Herodotus, while believing on principle in the supernatural, yet was sceptical at times. Thucydides simply ignored the supernatural. He did not discuss it, but he annihilated it by explaining history without it. Polybius enters at length into the whole question and explains its origin and the method of treating it. Herodotus would have believed in Scipio's dream. Thucydides would have ignored it entirely. Polybius explains it. He is the culmination of the rational progression of Dialectic. 'Nothing,' he says, 'shows a foolish mind more than the attempt to account for any phenomena on the principle of chance or supernatural intervention.
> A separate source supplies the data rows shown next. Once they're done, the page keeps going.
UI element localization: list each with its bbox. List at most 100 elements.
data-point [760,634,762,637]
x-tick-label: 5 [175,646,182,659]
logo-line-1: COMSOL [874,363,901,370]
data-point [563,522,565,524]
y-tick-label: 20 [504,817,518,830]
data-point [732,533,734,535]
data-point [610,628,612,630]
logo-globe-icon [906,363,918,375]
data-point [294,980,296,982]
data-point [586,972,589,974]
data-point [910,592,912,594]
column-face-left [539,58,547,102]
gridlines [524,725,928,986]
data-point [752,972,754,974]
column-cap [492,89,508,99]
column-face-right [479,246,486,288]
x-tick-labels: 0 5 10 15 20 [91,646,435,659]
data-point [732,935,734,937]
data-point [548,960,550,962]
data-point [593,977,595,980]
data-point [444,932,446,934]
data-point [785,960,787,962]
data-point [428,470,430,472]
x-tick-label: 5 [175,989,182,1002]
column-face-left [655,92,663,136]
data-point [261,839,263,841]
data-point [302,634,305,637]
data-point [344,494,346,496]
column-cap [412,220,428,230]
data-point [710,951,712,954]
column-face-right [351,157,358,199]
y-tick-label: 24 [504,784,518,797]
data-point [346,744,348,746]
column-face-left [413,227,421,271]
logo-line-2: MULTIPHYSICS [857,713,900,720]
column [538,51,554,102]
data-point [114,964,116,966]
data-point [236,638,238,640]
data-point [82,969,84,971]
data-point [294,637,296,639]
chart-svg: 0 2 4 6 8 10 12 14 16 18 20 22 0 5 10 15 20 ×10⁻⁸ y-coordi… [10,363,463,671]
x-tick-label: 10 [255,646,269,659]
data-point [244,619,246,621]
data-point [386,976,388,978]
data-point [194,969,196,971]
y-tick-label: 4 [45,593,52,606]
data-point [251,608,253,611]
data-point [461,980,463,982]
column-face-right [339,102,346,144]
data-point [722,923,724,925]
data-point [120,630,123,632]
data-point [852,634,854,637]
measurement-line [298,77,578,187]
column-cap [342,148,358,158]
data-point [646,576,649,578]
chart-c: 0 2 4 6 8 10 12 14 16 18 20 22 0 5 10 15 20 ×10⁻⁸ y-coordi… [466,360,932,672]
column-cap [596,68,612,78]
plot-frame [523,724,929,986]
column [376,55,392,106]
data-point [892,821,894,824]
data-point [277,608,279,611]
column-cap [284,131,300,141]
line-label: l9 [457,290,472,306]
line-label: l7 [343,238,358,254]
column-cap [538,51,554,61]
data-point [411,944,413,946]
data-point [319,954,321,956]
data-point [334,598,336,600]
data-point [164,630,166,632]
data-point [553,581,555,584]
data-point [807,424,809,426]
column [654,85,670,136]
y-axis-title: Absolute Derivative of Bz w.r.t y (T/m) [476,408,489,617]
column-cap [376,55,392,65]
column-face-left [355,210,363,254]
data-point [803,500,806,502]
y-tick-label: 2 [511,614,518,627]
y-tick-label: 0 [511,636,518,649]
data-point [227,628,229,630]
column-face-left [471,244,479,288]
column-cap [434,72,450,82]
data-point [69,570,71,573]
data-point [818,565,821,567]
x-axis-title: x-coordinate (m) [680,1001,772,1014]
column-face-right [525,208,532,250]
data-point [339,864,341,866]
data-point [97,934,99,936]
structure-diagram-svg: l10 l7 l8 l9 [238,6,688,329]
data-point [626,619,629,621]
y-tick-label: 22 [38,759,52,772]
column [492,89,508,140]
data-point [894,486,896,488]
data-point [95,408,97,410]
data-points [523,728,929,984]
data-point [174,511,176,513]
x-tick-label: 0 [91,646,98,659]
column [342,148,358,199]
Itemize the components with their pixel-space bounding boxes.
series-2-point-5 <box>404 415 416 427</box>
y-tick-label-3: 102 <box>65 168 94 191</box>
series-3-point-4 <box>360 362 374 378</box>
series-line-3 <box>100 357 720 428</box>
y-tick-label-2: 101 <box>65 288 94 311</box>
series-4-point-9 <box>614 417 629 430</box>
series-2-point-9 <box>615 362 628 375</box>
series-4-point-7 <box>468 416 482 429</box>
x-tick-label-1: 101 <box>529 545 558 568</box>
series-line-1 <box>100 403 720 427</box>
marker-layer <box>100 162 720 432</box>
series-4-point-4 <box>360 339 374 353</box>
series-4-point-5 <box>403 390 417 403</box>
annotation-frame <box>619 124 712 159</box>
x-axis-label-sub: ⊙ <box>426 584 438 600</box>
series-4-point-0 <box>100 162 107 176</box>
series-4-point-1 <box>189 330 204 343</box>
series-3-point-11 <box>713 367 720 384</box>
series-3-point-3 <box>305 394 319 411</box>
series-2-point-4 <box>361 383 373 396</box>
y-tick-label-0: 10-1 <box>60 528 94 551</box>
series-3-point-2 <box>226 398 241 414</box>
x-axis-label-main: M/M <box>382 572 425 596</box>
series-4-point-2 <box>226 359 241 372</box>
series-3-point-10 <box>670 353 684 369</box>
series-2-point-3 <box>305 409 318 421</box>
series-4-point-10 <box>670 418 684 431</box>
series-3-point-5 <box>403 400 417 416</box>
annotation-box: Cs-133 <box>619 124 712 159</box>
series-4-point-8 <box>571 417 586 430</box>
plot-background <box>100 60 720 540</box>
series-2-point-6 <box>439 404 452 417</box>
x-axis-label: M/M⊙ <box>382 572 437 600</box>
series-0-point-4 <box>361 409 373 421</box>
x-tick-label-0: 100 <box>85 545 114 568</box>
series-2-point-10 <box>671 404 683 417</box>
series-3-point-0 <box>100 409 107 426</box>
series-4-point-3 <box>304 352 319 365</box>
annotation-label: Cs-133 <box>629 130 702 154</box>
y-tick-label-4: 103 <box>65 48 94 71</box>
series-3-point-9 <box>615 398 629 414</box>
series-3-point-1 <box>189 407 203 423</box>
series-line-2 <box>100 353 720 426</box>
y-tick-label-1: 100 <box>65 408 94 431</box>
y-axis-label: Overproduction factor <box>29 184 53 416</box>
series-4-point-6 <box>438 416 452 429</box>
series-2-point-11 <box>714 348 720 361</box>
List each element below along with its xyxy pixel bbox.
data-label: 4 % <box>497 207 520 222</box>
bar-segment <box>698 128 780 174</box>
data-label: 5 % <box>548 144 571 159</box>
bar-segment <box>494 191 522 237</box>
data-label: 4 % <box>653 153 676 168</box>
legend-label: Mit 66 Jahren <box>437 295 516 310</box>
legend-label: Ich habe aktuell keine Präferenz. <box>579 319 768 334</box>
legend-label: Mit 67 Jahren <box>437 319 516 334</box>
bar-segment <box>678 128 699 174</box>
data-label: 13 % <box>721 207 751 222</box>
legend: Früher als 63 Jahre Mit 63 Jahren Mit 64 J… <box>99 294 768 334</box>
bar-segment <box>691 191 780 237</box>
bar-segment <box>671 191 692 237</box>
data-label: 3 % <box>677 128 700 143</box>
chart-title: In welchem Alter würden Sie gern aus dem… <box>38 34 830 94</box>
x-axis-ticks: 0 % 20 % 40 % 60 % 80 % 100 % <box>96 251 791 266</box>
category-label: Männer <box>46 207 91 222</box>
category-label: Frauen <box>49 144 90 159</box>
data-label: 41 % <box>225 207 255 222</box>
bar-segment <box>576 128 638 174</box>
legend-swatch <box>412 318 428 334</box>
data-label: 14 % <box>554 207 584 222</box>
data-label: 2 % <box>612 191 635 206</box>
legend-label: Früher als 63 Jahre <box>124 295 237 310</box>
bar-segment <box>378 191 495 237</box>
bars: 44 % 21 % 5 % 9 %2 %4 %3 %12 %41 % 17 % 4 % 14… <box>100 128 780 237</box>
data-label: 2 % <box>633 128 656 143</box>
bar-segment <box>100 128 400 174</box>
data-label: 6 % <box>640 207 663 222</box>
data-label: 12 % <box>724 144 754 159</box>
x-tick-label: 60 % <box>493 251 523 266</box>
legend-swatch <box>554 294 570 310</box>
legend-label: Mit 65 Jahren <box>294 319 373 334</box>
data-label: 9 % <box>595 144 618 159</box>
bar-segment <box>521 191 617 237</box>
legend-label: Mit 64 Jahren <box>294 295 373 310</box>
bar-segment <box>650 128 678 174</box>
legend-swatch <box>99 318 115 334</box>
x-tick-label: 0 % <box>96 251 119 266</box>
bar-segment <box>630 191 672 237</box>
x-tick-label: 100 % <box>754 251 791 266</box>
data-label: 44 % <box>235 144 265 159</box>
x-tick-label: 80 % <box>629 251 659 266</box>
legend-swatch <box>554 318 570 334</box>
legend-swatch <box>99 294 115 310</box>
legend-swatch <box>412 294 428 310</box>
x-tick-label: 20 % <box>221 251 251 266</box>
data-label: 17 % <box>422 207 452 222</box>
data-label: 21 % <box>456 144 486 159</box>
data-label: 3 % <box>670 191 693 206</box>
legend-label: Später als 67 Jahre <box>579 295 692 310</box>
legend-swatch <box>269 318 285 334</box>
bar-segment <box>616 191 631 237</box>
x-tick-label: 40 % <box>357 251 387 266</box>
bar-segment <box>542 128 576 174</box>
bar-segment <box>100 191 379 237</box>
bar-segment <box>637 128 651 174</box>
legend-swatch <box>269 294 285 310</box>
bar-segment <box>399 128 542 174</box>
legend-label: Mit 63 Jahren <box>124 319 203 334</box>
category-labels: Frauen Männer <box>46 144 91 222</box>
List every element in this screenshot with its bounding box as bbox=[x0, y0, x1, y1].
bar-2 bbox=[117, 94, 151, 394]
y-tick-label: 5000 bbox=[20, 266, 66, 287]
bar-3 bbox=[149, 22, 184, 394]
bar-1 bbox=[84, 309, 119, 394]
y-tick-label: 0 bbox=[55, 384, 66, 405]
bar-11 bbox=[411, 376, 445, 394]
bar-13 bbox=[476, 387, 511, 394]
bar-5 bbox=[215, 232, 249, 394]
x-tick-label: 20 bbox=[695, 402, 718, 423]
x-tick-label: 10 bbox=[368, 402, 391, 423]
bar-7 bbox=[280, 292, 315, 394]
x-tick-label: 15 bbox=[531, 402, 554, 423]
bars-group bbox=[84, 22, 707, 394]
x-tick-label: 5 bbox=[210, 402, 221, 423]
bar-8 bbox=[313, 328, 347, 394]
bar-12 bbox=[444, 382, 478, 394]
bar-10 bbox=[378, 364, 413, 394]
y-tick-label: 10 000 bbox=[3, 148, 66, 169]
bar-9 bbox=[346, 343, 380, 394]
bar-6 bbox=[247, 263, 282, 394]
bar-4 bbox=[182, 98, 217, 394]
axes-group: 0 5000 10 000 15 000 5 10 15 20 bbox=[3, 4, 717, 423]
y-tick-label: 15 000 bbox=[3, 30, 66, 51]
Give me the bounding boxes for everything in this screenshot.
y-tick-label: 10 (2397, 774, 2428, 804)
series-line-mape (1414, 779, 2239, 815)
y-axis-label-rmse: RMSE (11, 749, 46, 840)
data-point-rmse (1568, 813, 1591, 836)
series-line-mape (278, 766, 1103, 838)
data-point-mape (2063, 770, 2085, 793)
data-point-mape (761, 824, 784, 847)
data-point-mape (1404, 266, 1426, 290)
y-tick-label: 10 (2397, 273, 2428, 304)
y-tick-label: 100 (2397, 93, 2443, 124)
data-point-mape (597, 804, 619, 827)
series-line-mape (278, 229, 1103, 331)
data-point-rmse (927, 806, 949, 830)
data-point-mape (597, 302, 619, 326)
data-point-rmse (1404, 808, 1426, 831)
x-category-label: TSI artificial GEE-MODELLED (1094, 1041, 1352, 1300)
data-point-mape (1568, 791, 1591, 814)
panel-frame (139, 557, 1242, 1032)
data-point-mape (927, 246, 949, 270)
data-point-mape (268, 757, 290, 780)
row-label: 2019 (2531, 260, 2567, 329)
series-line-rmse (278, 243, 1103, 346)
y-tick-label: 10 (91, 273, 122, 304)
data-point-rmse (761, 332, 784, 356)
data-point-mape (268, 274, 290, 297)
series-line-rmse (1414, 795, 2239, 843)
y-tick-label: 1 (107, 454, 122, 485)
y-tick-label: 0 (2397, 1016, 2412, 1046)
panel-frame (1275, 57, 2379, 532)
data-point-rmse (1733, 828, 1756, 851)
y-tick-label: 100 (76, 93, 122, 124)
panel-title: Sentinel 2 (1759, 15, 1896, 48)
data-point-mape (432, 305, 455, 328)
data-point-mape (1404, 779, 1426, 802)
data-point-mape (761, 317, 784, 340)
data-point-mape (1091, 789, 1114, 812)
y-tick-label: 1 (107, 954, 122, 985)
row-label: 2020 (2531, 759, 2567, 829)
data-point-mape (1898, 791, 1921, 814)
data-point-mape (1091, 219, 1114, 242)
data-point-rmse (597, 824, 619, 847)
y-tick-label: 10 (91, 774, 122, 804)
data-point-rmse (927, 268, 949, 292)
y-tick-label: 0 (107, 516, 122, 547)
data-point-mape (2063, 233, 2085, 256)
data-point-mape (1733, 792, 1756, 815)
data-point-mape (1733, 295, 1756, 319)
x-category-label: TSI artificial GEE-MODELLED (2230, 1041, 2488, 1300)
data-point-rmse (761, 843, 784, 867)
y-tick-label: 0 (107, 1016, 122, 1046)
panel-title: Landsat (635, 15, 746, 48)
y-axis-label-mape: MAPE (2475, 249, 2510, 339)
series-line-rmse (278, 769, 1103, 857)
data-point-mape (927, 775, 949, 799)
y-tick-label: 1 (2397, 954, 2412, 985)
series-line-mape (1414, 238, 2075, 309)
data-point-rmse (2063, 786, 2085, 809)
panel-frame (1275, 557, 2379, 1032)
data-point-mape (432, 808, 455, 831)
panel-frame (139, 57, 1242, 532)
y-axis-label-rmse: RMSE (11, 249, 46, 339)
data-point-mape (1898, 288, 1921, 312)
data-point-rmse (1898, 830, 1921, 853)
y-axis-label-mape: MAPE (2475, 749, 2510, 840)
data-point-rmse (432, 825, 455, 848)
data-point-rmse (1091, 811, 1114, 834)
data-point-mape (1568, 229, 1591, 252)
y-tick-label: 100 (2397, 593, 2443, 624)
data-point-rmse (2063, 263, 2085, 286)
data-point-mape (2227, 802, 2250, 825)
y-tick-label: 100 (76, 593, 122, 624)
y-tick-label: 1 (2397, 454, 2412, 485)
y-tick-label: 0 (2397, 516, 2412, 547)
History is a search for rational causes, and there is nothing in the world - even those phenomena which seem to us the most remote from law and improbable - which is not the logical and inevitable result of certain rational antecedents.'

Some things, of course, are to be rejected a priori without entering into the subject: 'As regards such miracles,' he says, (15) 'as that on a certain statue of Artemis rain or snow never falls though the statue stands in the open air, or that those who enter God's shrine in Arcadia lose their natural shadows, I cannot really be expected to argue upon the subject. For these things are not only utterly improbable but absolutely impossible.'

'For us to argue reasonably on an acknowledged absurdity is as vain a task as trying to catch water in a sieve; it is really to admit the possibility of the supernatural, which is the very point at issue.'

What Polybius felt was that to admit the possibility of a miracle is to annihilate the possibility of history: for just as scientific and chemical experiments would be either impossible or useless if exposed to the chance of continued interference on the part of some foreign body, so the laws and principles which govern history, the causes of phenomena, the evolution of progress, the whole science, in a word, of man's dealings with his own race and with nature, will remain a sealed book to him who admits the possibility of extra-natural interference.